Seen and Not Heard is an independent scripted fiction podcast created by Caroline Mincks and published in 2020. It is a six-part limited series about hearing loss, deaf gain, navigating the world through changing circumstances. The show is notable for its deaf representation, depicting the daily life of a woman who has almost entirely lost her hearing. It is one of few audio dramas to feature a deaf main character.

== Format ==
Seen and Not Heard is a semi-autobiographical slice-of-life fiction podcast with six 20-minute long episodes and four shorter prologues. It follows Bet Kline, a woman who has become recently deaf, and must figure out how to navigate her new life. Scenes within the show include moments of immersion where the listeners hears in the same way that Bet hears, mimicking the experience of being hard of hearing. Throughout the series, Bet struggles with her new disability, her family's understanding of it, and creating an identity beyond her loss of hearing.
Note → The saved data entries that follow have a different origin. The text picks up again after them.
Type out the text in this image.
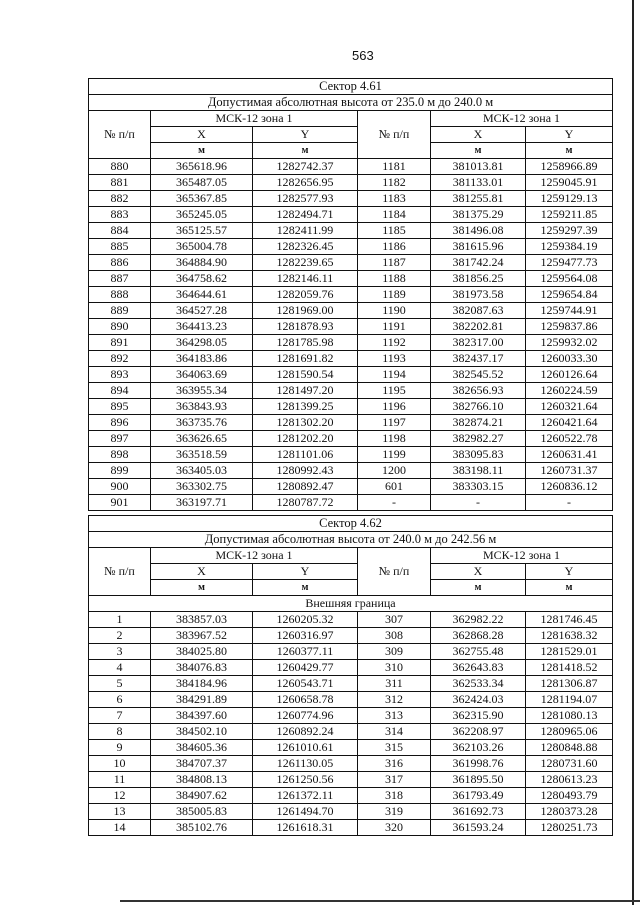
563
Сектор 4.61					
Допустимая абсолютная высота от 235.0 м до 240.0 м					
№ п/п	МСК-12 зона 1		№ п/п	МСК-12 зона 1	
	X	Y		X	Y
	м	м		м	м
880	365618.96	1282742.37	1181	381013.81	1258966.89
881	365487.05	1282656.95	1182	381133.01	1259045.91
882	365367.85	1282577.93	1183	381255.81	1259129.13
883	365245.05	1282494.71	1184	381375.29	1259211.85
884	365125.57	1282411.99	1185	381496.08	1259297.39
885	365004.78	1282326.45	1186	381615.96	1259384.19
886	364884.90	1282239.65	1187	381742.24	1259477.73
887	364758.62	1282146.11	1188	381856.25	1259564.08
888	364644.61	1282059.76	1189	381973.58	1259654.84
889	364527.28	1281969.00	1190	382087.63	1259744.91
890	364413.23	1281878.93	1191	382202.81	1259837.86
891	364298.05	1281785.98	1192	382317.00	1259932.02
892	364183.86	1281691.82	1193	382437.17	1260033.30
893	364063.69	1281590.54	1194	382545.52	1260126.64
894	363955.34	1281497.20	1195	382656.93	1260224.59
895	363843.93	1281399.25	1196	382766.10	1260321.64
896	363735.76	1281302.20	1197	382874.21	1260421.64
897	363626.65	1281202.20	1198	382982.27	1260522.78
898	363518.59	1281101.06	1199	383095.83	1260631.41
899	363405.03	1280992.43	1200	383198.11	1260731.37
900	363302.75	1280892.47	601	383303.15	1260836.12
901	363197.71	1280787.72	-	-	-
Сектор 4.62					
Допустимая абсолютная высота от 240.0 м до 242.56 м					
№ п/п	МСК-12 зона 1		№ п/п	МСК-12 зона 1	
	X	Y		X	Y
	м	м		м	м
Внешняя граница					
1	383857.03	1260205.32	307	362982.22	1281746.45
2	383967.52	1260316.97	308	362868.28	1281638.32
3	384025.80	1260377.11	309	362755.48	1281529.01
4	384076.83	1260429.77	310	362643.83	1281418.52
5	384184.96	1260543.71	311	362533.34	1281306.87
6	384291.89	1260658.78	312	362424.03	1281194.07
7	384397.60	1260774.96	313	362315.90	1281080.13
8	384502.10	1260892.24	314	362208.97	1280965.06
9	384605.36	1261010.61	315	362103.26	1280848.88
10	384707.37	1261130.05	316	361998.76	1280731.60
11	384808.13	1261250.56	317	361895.50	1280613.23
12	384907.62	1261372.11	318	361793.49	1280493.79
13	385005.83	1261494.70	319	361692.73	1280373.28
14	385102.76	1261618.31	320	361593.24	1280251.73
All deaf characters in the podcast are played by deaf voice actors, and episode transcripts are provided.

== Critical reception ==
Seen and Not Heard has been praised for its sound design, which includes muffled scenes from the viewpoint of the main character who has lost her hearing, and its honest depiction of living with disability. In 2020, it was on Bello Collective's 100 Outstanding Podcasts list and The Atlantic's 50 Best Podcasts list.